If you are unfamiliar with github, but familiar with R and RStudio, you may wish to download the analysis files by navigating to Code directory and download the numeric files (i.e., from 1_Explore_Data.Rmd to 4_combined-meta-regression.Rmd). You can download the raw version of these file and open locally within RStudio. You will also need to download the primary data file deaths-cause-6913.txt found in the Data directory. You can then run the code chunks within RStudio to replicate the analysis.

How to reproduce the working paper

To reproduce the working paper, use RStudio to "Knit" the manuscript file Manuscript_COD_Trends_PNAS.Rmd found in the Manuscript folder. This file uses data outputs (referenced in lines 37-50) that will also need to be downloaded. Alternatively, you can reproduce these data outputs yourself by following the steps in the "How to replicate these analyses" section.

How to replicate the second manuscript (to be published in Public Health Reports)

The second manuscript depends on running all the code to create the first analysis. Thus, if you want to replicate from step #1, then you need to follow the previous instructions on "How to reproduce the working paper". Then, navigate to the directory called "Manuscript2" and open the file ageCOD_manuscript.Rmd. This file imports many of the results from the working paper and uses them to make the manuscript figures and the supplementary figures. The supplementary file is created in "Supplementary-appendix.Rmd", and you can look at the corresponding Word document that contains all the figures in the supplement to this paper.

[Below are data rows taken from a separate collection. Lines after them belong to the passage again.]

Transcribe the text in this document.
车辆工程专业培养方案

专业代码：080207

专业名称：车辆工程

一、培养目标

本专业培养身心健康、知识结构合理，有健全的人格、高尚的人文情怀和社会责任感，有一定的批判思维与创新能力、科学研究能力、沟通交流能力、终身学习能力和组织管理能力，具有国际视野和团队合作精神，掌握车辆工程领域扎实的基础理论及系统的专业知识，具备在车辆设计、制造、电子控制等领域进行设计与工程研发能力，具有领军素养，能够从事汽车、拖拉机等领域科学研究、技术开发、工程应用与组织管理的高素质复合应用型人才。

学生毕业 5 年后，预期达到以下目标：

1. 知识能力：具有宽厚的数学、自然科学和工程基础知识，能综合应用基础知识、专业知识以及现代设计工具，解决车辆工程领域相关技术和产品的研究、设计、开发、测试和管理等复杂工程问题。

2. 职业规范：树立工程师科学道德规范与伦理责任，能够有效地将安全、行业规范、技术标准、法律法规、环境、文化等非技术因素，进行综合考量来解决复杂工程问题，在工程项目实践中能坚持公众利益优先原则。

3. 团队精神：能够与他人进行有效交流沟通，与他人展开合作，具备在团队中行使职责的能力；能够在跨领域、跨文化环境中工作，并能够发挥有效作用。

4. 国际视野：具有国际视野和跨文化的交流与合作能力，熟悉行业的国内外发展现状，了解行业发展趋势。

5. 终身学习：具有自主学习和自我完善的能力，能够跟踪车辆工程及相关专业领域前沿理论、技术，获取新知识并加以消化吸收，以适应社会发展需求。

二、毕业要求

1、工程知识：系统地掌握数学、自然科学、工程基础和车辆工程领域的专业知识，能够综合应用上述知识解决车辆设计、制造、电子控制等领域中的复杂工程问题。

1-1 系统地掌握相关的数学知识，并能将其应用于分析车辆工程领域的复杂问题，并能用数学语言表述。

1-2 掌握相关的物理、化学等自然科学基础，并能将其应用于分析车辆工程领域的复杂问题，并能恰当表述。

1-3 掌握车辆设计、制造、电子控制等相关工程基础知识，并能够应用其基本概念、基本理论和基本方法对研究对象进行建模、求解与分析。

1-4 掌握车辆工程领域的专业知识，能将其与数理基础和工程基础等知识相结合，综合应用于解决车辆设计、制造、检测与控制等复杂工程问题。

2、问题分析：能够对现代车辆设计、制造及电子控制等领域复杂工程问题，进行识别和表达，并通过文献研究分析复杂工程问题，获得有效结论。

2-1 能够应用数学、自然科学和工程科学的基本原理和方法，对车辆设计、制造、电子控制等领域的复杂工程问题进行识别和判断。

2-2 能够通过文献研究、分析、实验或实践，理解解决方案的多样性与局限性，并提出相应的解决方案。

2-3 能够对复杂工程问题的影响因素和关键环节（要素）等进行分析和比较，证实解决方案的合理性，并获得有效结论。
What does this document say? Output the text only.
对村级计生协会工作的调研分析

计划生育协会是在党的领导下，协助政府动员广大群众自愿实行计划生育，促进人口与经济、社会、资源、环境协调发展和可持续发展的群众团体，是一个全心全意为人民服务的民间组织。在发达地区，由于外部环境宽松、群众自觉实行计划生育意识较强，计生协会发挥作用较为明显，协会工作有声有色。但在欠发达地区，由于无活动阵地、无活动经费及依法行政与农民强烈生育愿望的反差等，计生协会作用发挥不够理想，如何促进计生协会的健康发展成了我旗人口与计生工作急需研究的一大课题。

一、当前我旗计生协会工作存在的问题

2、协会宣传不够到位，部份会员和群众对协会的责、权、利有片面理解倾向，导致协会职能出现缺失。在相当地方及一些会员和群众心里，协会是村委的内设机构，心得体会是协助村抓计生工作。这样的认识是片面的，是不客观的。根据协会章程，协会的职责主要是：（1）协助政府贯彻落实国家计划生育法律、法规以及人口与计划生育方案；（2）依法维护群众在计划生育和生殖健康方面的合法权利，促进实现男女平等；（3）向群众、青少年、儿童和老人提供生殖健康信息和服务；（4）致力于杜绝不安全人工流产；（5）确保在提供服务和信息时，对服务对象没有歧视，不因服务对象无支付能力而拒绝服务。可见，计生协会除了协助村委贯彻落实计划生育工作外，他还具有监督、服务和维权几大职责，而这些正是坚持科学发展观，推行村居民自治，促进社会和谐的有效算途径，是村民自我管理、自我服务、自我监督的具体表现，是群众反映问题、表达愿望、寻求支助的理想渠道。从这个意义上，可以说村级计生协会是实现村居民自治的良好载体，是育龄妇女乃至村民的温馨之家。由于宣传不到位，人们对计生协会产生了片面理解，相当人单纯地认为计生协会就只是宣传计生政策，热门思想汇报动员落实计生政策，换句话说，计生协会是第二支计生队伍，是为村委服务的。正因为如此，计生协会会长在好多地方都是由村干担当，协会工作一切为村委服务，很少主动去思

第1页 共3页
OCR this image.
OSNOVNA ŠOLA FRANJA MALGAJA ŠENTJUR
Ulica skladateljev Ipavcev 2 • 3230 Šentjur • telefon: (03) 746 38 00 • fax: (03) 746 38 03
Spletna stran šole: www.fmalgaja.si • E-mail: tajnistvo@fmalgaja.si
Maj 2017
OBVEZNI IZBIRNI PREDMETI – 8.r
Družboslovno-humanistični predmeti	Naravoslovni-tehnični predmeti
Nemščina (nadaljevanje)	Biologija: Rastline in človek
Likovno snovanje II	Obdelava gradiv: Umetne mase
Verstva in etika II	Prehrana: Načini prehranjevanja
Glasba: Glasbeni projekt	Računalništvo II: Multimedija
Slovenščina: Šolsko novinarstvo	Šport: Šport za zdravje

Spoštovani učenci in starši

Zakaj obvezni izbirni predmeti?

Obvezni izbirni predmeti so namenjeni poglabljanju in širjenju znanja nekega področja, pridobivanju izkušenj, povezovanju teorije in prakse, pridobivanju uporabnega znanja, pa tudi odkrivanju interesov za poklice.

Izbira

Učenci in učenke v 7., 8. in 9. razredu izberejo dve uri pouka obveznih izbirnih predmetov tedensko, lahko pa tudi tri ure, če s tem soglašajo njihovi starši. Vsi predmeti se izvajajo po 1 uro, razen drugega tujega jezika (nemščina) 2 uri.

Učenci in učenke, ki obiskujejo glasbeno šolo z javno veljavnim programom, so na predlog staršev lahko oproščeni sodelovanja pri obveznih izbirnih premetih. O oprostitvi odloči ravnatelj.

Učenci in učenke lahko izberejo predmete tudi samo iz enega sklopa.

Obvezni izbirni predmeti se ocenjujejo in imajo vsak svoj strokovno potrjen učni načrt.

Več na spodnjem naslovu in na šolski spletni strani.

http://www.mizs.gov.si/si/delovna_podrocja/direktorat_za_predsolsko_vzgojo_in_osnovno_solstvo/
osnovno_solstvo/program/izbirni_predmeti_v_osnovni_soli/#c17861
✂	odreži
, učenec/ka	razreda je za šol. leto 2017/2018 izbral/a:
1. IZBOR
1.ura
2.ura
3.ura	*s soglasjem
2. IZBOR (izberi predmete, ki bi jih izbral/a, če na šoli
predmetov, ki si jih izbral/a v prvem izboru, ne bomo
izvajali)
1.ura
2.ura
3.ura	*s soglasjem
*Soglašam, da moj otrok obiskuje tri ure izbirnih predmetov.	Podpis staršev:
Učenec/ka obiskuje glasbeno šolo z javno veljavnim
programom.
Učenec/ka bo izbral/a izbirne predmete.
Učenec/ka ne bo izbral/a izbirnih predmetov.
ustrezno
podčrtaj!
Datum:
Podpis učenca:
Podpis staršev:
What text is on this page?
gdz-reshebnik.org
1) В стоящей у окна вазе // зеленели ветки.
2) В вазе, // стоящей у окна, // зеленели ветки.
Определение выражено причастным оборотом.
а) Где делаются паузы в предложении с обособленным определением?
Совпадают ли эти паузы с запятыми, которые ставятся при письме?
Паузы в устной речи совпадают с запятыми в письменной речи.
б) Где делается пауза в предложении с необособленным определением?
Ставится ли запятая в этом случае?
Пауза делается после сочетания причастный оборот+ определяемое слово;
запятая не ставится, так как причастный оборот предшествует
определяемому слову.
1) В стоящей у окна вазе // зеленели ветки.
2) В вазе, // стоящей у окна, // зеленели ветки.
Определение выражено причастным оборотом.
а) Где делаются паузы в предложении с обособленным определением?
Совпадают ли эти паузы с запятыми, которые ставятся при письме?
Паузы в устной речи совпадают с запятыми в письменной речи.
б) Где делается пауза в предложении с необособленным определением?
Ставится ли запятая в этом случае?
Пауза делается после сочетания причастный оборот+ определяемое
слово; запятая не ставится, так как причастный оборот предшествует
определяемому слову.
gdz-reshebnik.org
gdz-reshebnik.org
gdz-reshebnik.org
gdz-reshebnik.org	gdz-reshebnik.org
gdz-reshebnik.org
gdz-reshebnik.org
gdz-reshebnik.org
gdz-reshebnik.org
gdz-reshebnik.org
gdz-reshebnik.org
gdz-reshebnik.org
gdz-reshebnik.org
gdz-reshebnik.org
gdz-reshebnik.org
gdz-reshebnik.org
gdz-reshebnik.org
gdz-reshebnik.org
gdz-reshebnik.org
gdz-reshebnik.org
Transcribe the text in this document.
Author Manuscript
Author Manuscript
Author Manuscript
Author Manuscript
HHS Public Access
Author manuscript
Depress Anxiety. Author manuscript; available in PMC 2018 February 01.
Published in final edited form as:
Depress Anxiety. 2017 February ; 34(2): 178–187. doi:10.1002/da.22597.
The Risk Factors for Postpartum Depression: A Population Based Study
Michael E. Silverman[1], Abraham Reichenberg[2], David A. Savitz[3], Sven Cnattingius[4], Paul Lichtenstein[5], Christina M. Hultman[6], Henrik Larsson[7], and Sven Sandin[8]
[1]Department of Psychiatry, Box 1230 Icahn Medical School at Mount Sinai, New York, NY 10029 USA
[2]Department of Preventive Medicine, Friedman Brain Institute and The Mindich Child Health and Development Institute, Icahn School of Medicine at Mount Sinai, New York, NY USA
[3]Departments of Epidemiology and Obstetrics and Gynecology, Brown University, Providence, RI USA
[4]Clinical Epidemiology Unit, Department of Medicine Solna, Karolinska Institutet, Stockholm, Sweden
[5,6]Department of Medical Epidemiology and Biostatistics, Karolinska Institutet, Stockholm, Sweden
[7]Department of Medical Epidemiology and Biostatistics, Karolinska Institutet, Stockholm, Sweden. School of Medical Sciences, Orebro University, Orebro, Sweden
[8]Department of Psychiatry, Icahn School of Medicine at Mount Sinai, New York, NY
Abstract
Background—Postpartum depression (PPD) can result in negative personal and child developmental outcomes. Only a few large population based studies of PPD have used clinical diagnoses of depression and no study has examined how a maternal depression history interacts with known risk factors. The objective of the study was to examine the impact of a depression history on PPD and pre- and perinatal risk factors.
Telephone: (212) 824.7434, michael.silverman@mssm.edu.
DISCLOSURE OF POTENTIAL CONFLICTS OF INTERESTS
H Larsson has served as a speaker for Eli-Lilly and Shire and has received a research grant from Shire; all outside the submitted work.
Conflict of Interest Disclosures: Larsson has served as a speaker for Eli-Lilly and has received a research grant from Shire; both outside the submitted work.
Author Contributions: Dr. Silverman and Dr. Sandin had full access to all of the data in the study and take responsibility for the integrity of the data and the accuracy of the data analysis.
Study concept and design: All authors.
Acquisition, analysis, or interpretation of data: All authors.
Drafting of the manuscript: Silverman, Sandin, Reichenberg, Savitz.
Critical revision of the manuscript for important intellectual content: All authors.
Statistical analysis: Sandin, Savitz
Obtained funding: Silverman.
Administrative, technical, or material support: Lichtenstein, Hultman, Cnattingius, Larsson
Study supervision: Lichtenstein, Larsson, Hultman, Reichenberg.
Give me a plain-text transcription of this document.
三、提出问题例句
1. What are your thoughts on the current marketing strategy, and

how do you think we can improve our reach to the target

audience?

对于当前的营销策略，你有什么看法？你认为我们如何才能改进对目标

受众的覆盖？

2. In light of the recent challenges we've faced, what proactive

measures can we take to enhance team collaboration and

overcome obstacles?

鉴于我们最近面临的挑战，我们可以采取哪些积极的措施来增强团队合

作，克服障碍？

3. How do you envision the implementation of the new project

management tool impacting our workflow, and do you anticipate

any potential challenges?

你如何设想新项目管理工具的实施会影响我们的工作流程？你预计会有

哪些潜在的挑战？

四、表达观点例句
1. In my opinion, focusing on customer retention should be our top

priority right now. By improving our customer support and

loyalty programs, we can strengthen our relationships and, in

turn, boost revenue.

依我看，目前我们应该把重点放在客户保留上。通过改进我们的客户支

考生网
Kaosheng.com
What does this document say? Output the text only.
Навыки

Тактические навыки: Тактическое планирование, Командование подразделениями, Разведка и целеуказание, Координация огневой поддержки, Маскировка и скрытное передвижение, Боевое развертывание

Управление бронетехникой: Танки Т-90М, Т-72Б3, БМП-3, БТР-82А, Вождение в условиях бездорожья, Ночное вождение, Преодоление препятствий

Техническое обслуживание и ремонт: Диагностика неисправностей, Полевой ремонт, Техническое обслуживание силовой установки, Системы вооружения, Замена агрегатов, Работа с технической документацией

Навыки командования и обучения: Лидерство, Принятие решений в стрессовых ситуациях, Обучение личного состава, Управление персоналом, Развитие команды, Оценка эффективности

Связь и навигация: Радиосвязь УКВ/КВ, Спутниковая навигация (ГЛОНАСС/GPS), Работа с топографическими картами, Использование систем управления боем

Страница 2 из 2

Code for the web application

The code for the web application is contained in the app.R file found in the shiny_app folder. Like the working paper, it depends on data outputs that you will need to download from this repository or replicate yourself by re-running the analysis.

Copyright

The preprint is made available under a CC-BY-NC 4.0 International license.

The code has its own DOI that can be used to link to, and cite this work: DOI.